Tove Ditlevsen ci prende per mano e ci fa scoprire la sua “Infanzia”, la prima delle tre parti della sua autobiografia.

Sullo sfondo, una Copenaghen del dopoguerra, dove la povertà e la disoccupazione mettono a dura prova la società. La “depressione mondiale”, uno dei buchi lasciati dalla guerra, colpisce anche gli abitanti di Istedgade, un quartiere operaio dove, di notte, tra ubriaconi con la testa fracassata, insanguinata e prostitute, urlano “sirene delle auto della polizia e ambulanze” [2].
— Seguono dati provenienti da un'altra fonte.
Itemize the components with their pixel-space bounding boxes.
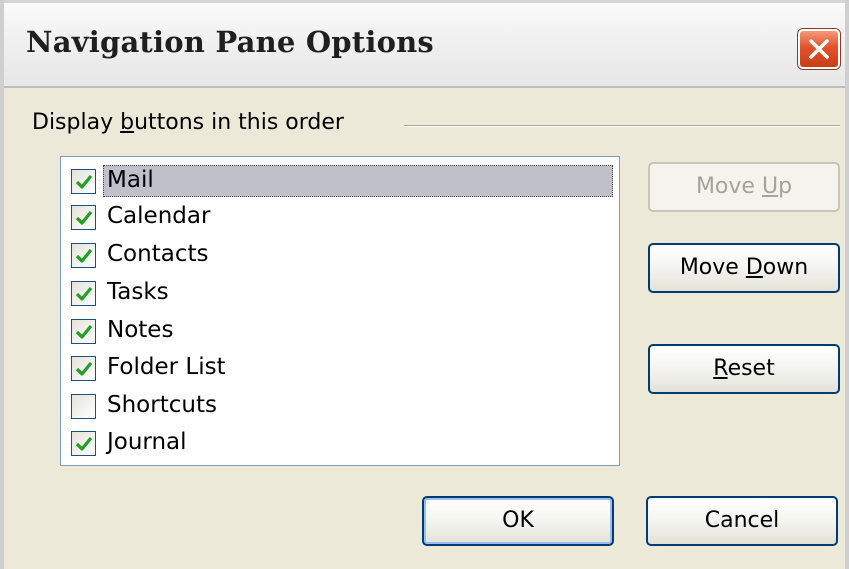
- move-up-button[interactable]: Move Up: [648, 162, 840, 212]
- selection-highlight: [103, 165, 613, 197]
- list-item-label: Contacts: [107, 241, 209, 267]
- checkbox-notes[interactable]: [71, 319, 96, 344]
- group-separator: [404, 125, 840, 127]
- checkbox-folder-list[interactable]: [71, 356, 96, 381]
- checkmark-icon: [75, 324, 93, 339]
- buttons-order-list[interactable]: Mail Calendar Contacts Tasks Notes Folde…: [60, 156, 620, 466]
- checkmark-icon: [75, 361, 93, 376]
- button-label-suffix: eset: [727, 356, 775, 381]
- cancel-button[interactable]: Cancel: [646, 496, 838, 546]
- list-item-tasks[interactable]: Tasks: [67, 275, 613, 311]
- ok-button[interactable]: OK: [422, 496, 614, 546]
- checkmark-icon: [75, 286, 93, 301]
- group-label-prefix: Display: [32, 110, 121, 135]
- checkbox-journal[interactable]: [71, 431, 96, 456]
- button-accelerator: R: [713, 356, 728, 381]
- list-item-mail[interactable]: Mail: [67, 163, 613, 199]
- button-label-suffix: p: [778, 174, 793, 199]
- list-item-label: Tasks: [107, 279, 169, 305]
- list-item-journal[interactable]: Journal: [67, 425, 613, 461]
- close-button[interactable]: [798, 29, 840, 69]
- list-item-folder-list[interactable]: Folder List: [67, 350, 613, 386]
- title-bar[interactable]: Navigation Pane Options: [4, 0, 845, 88]
- list-item-label: Calendar: [107, 203, 211, 229]
- reset-button[interactable]: Reset: [648, 344, 840, 394]
- button-label-prefix: Move: [679, 255, 746, 280]
- group-label-accelerator: b: [120, 110, 135, 135]
- button-label-suffix: own: [762, 255, 809, 280]
- checkbox-tasks[interactable]: [71, 281, 96, 306]
- list-item-shortcuts[interactable]: Shortcuts: [67, 388, 613, 424]
- move-down-button[interactable]: Move Down: [648, 243, 840, 293]
- group-label: Display buttons in this order: [32, 110, 344, 135]
- button-label-prefix: Move: [695, 174, 762, 199]
- close-icon: [809, 39, 829, 59]
- checkbox-shortcuts[interactable]: [71, 394, 96, 419]
- list-item-label: Notes: [107, 317, 174, 343]
- button-accelerator: D: [745, 255, 763, 280]
- list-item-notes[interactable]: Notes: [67, 313, 613, 349]
- group-label-suffix: uttons in this order: [134, 110, 344, 135]
- list-item-label: Mail: [107, 167, 154, 193]
- list-item-label: Journal: [107, 429, 187, 455]
- list-item-calendar[interactable]: Calendar: [67, 199, 613, 235]
- checkmark-icon: [75, 248, 93, 263]
- checkmark-icon: [75, 436, 93, 451]
- checkmark-icon: [75, 210, 93, 225]
- navigation-pane-options-dialog: Navigation Pane Options Display buttons …: [0, 0, 849, 569]
- checkbox-calendar[interactable]: [71, 205, 96, 230]
- button-accelerator: U: [761, 174, 779, 199]
- checkbox-contacts[interactable]: [71, 243, 96, 268]
- list-item-label: Folder List: [107, 354, 226, 380]
- list-item-contacts[interactable]: Contacts: [67, 237, 613, 273]
- checkbox-mail[interactable]: [71, 169, 96, 194]
- dialog-title: Navigation Pane Options: [26, 25, 434, 59]
- checkmark-icon: [75, 174, 93, 189]
- list-item-label: Shortcuts: [107, 392, 217, 418]
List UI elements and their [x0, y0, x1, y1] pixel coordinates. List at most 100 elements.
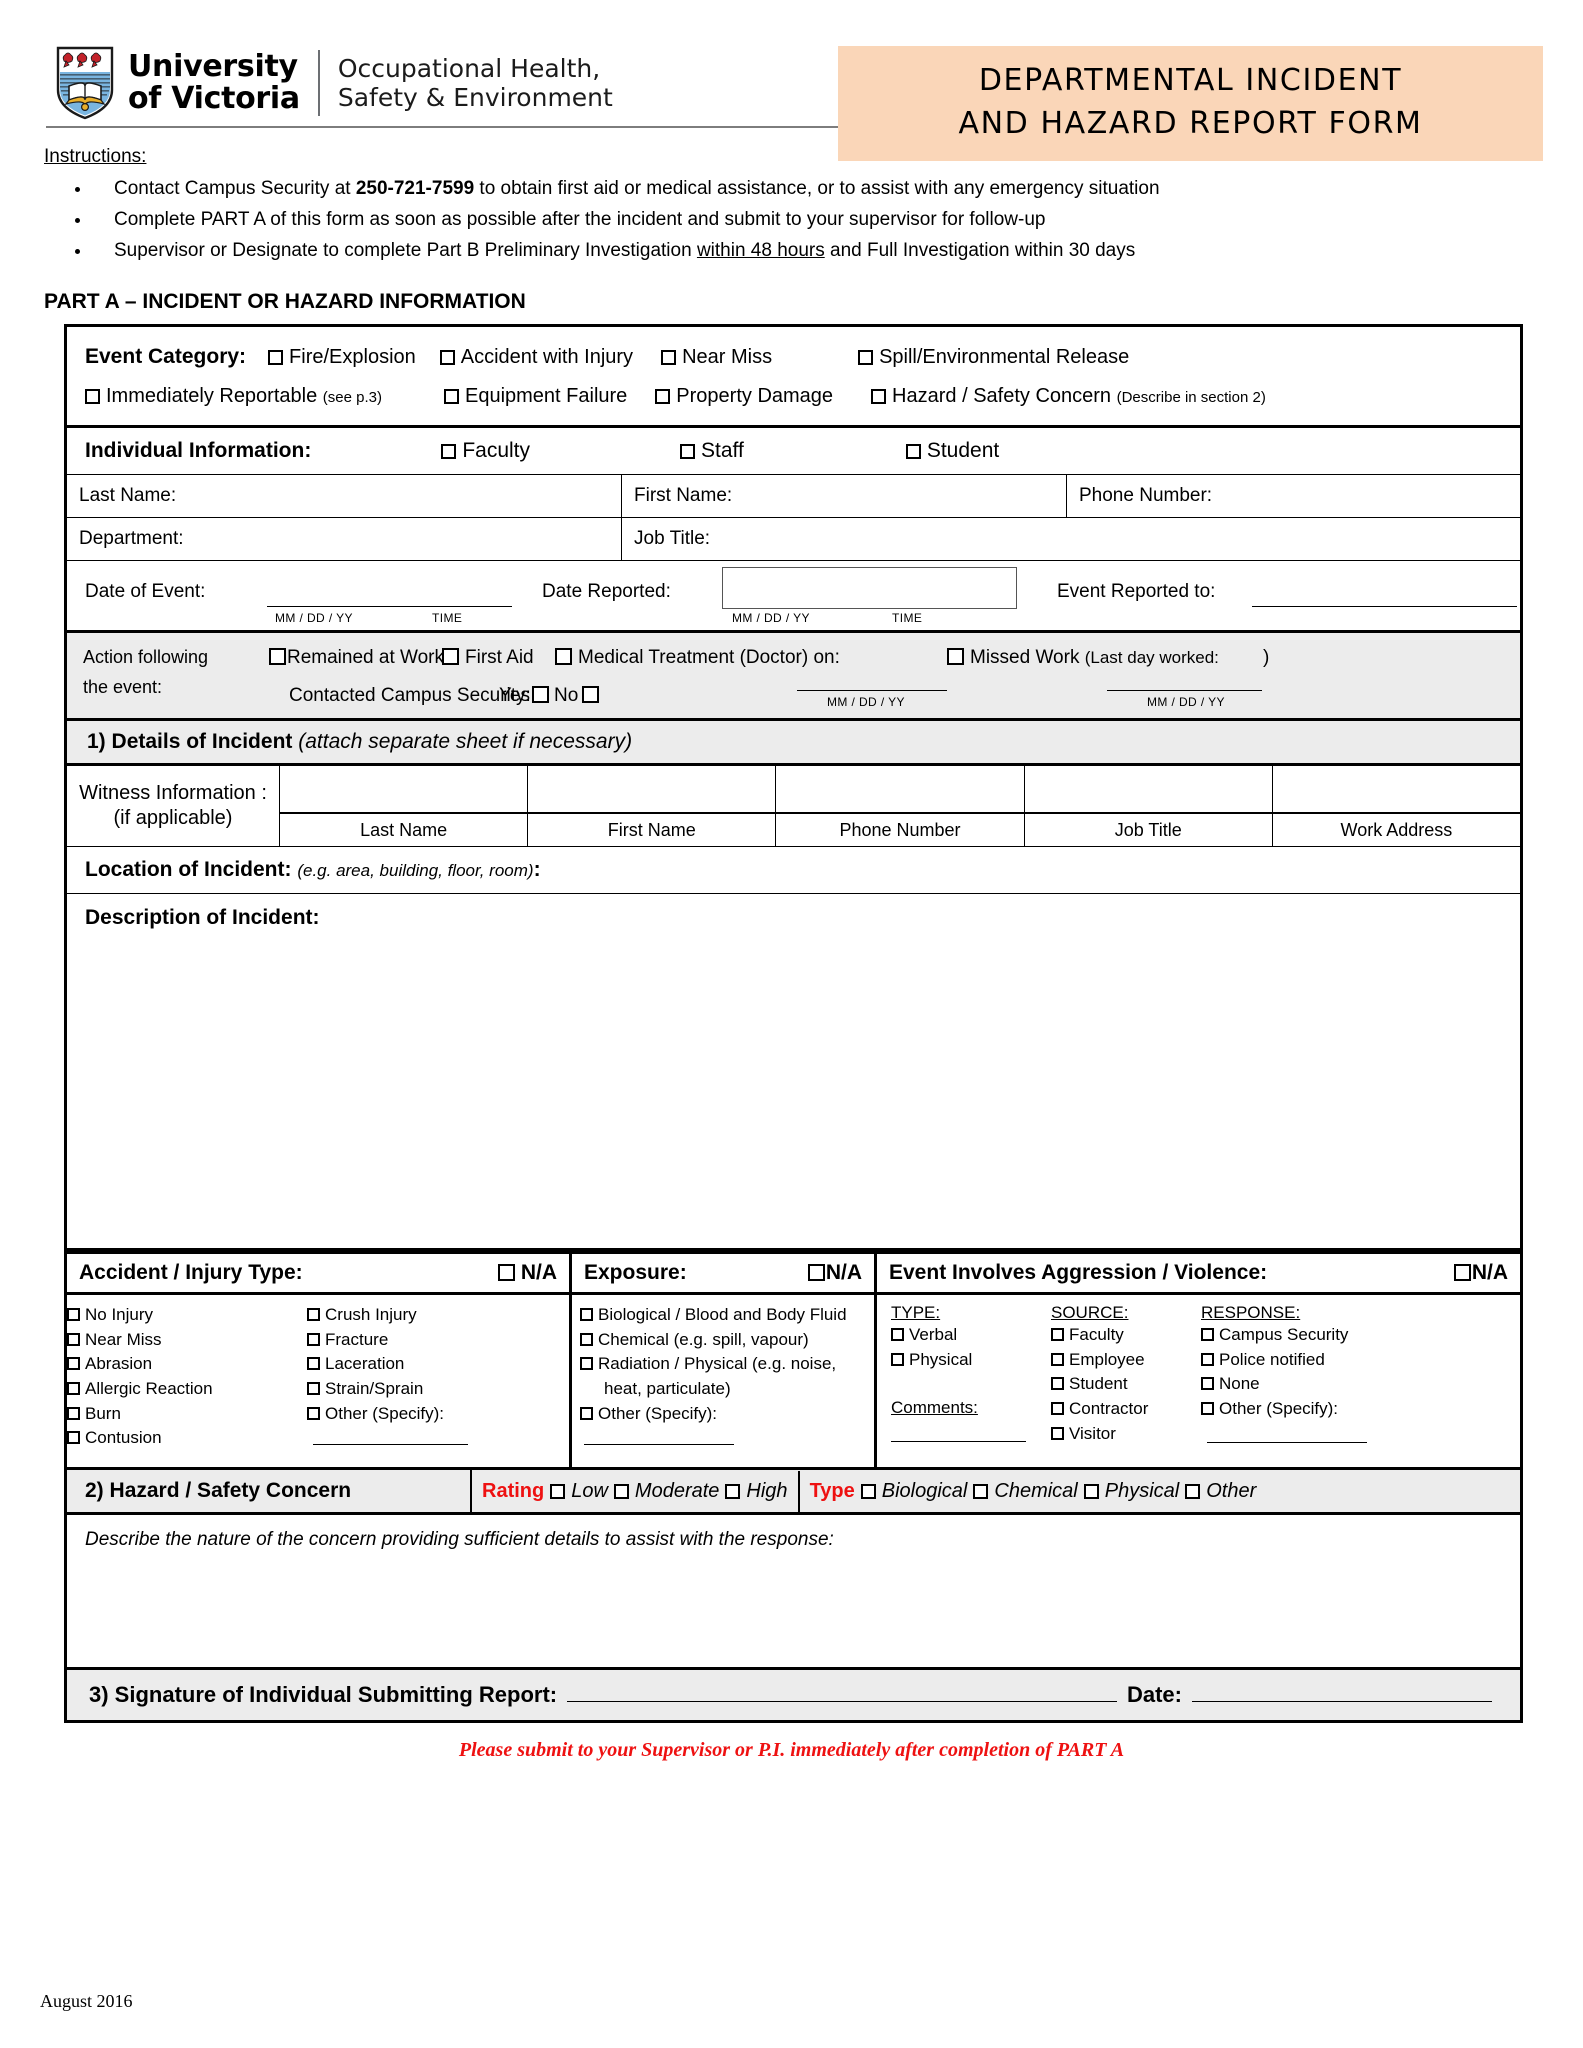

In primo piano, il ritratto della famiglia di Tove, in cui vediamo come “La famiglia è anche il luogo privilegiato dove si esprime il malessere della civiltà” [3]. I ruoli tradizionali sono stravolti: il padre non ha più un lavoro e la madre deve fare continue invenzioni per poter governare con dignità il focolare domestico. Stipati in un piccolo appartamento, la vita è una sopravvivenza per Tove e suo fratello. Il loro destino era già scritto: per il ragazzo avere un lavoro e per la ragazza trovare marito e avere figli.

Tove ci racconta come questo malessere si traduce in lei: “Non capendo da dove mi venisse quell’umore sempre più nero, pensavo di essere stata colpita da quella famosa « depressione mondiale »” [4].

Da bambina l’avvolgeva una profonda angoscia.

Di giorno era in balia dell’oscura e imprevedibile collera di sua madre; con lei, “un’estranea misteriosa” [5], Tove ha un rapporto intenso e doloroso. Trascorrerà tutta la sua vita in cerca di un segno d’amore da parte sua.

Tove scopre molto presto strisciare dentro di sé “paroloni strani” [6] che tessono una membrana protettiva. “Quando queste onde chiare mi scorrevano dentro, sapevo che mia madre non poteva farmi più nulla, perché in quel momento perdeva ogni importanza per me” [7].

Di notte soffriva di incubi: “lunghe braccia nodose […] cercano di avvolgersi intorno al mio collo” [8], che solo la presenza silenziosa del padre poteva far dissolvere.

Nonostante lei non abbia mai provato affetto per lui, il padre trasmette a Tove la passione per i libri, oggetti proibiti dalla madre, che la strappano dal terrore della sua vita quotidiana.

Percepiamo la meraviglia di Tove quando per la prima volta va in una biblioteca: “ammutolisco dallo stupore nel vedere una tale quantità di volumi radunata in unico luogo” [9]. Sentiamo il grido deciso di gioia: “Voglio fare la scrittrice!” [10], quando riceve il suo primo libro di racconti da suo padre.

Sua madre le regala un taccuino con la scritta in copertina, Poesia in lettere d’oro. Lo porterà sempre con sé come se “fosse una parte di me, fremente e viva” [11].

Tove potrà ora dare forma alle “ghirlande di parole” [12] che danzano dentro di lei e che non può dire a nessuno.

Ci racconta del suo incontro con la poesia, che diventa una necessità, la sua soluzione singolare, il suo sinthomo, una delicata “pelle nuova” [13] che copre i buchi lasciati dal malessere della sua famiglia [14].

 

[1] T. Ditlevsen, Trilogia di Copenaghen, Fazi, Roma 2024, p. 113

[2] Ivi, p. 27.

[3] K. Langelez-Stevens, Disagio nella famiglia, argomento PIPOL 12, disponibile sul blog, https://www.pipolcongres.eu/argument/.

[4] T. Ditlevsen, Trilogia di Copenaghen, cit., p. 79.

[5] Ivi, p. 21.

[6] Ibidem

[7] Ivi, p. 22.

[8] Ivi, p. 27.

[9] Ivi., p. 64.

[10] Ivi, p. 36.

[11] Ivi, p. 104.

[12] Ivi, p. 43.

[13] Ivi, p. 78.

[14] A questo proposito, si veda la creazione poetica, “la Cosa” e il malessere nella cultura, Cf. J. Lacan, Il Seminario, libro VII, L’etica della psicoanalisi, testo stabilito da J.-A. Miller, Einaudi, Torino 2008, p. 165-189.